On Wed, Dec 17, 2008 at 07:32:04 -0500, Theodore Tso wrote:

[...]

> I just checked mutt 1.5.17 in Ubunty Hardy, and it sorts the inodes
> even if maildir_header_cache_verify is unset. (It sorts it earlier if
> that option is set, but a little later in the function, if it wasn't
> sorted earlier, it sorts it then.) Check for calls to maildir_sort()
> that use md_cmp_inode(); in my version of mutt, there are two such
> calls in mh.c:maildir_delayed_parsing().

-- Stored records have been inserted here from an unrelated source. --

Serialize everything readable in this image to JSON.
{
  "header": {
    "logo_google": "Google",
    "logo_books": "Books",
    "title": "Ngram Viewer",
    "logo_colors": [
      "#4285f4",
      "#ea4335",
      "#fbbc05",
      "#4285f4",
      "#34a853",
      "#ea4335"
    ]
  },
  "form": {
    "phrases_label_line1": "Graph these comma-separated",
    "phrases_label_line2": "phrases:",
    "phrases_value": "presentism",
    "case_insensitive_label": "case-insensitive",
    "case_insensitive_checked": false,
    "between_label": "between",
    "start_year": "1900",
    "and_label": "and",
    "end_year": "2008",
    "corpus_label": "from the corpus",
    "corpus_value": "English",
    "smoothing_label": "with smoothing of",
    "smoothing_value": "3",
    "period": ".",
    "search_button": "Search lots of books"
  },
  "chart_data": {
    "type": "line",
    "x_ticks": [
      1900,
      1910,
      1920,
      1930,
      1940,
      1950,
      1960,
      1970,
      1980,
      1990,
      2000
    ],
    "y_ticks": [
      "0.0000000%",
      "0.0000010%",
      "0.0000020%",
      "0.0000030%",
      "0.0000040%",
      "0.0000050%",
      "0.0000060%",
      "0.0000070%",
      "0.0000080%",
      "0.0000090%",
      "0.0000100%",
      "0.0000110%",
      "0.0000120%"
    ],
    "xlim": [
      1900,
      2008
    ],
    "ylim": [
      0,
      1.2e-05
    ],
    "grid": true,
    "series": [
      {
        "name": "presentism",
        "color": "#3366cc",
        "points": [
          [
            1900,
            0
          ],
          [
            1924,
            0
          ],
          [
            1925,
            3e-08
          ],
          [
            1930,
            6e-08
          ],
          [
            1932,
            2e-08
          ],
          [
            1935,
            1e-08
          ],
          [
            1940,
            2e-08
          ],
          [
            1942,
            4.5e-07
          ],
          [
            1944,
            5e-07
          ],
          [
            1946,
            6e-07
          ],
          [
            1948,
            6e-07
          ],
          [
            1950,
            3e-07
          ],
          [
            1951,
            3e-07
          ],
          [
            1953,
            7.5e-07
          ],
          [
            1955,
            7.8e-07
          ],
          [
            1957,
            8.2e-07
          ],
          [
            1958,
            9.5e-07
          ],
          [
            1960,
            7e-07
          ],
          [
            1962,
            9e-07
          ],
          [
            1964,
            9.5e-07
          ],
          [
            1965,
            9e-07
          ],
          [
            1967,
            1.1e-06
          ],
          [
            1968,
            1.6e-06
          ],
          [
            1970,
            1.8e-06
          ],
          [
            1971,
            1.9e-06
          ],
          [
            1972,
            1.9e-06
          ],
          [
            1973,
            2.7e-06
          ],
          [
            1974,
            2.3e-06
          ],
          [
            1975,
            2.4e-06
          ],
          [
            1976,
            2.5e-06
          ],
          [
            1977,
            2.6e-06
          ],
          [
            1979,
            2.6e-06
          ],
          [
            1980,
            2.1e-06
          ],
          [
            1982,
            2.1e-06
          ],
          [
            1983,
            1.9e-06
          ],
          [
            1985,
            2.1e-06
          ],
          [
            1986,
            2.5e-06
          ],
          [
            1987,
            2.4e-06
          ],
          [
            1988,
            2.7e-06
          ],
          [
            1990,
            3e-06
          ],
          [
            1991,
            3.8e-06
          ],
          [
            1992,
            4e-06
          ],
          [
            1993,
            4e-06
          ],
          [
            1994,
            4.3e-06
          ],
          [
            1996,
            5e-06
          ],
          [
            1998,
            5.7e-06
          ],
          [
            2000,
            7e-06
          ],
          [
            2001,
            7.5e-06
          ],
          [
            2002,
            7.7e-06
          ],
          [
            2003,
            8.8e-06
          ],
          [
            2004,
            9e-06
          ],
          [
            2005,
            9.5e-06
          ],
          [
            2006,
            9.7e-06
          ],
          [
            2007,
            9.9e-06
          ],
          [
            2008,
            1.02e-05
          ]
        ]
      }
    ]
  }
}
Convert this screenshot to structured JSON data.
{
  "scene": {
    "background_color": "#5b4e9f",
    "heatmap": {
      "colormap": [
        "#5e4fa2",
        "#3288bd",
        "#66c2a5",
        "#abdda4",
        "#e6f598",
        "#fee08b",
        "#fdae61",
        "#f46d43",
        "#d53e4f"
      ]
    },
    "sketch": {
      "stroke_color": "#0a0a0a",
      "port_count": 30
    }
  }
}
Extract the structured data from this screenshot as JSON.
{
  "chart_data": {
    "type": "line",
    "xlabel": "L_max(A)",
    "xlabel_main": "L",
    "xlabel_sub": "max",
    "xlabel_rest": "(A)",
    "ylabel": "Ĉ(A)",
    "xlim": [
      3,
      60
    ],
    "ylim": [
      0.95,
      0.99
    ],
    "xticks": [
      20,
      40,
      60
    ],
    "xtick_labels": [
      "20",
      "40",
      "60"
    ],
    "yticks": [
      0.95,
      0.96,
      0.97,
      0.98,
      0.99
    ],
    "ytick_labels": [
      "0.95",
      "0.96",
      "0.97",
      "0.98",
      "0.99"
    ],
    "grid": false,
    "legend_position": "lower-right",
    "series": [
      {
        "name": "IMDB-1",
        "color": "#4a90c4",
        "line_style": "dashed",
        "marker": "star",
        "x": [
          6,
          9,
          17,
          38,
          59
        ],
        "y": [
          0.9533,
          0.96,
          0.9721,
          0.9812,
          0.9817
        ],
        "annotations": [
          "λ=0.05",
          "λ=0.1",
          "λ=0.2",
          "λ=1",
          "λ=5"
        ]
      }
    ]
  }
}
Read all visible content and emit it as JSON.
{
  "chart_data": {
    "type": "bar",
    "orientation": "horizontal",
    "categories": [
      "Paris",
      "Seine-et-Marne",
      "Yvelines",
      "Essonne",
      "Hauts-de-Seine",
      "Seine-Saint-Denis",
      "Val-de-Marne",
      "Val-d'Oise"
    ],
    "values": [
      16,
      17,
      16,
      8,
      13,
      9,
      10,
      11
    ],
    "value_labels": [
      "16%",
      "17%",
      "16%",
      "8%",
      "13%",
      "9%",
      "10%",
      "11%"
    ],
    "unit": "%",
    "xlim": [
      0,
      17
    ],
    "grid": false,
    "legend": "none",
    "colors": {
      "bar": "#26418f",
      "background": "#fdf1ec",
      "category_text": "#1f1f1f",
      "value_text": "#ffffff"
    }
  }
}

I checked maildir_sort(), and it wasn't called with
maildir_header_cache_verify unset. In the source, it looks like this:

#if USE_HCACHE
if (option(OPTHCACHEVERIFY))
{
DO_SORT();
ret = stat(fn, &lastchanged);
}

...

if (ctx->magic == M_MH)
data = mutt_hcache_fetch (hc, p->h->path, strlen);
else
data = mutt_hcache_fetch (hc, p->h->path + 3, &maildir_hcache_keylen);

...

#endif /* USE_HCACHE */

DO_SORT();

So DO_SORT() is called _after_ reading the header cache if
maildir_header_cache_verify is unset, which is too late, because the
hard disk seeks to death if the cache is read with the unsorted inode
list.

Regards,
Tino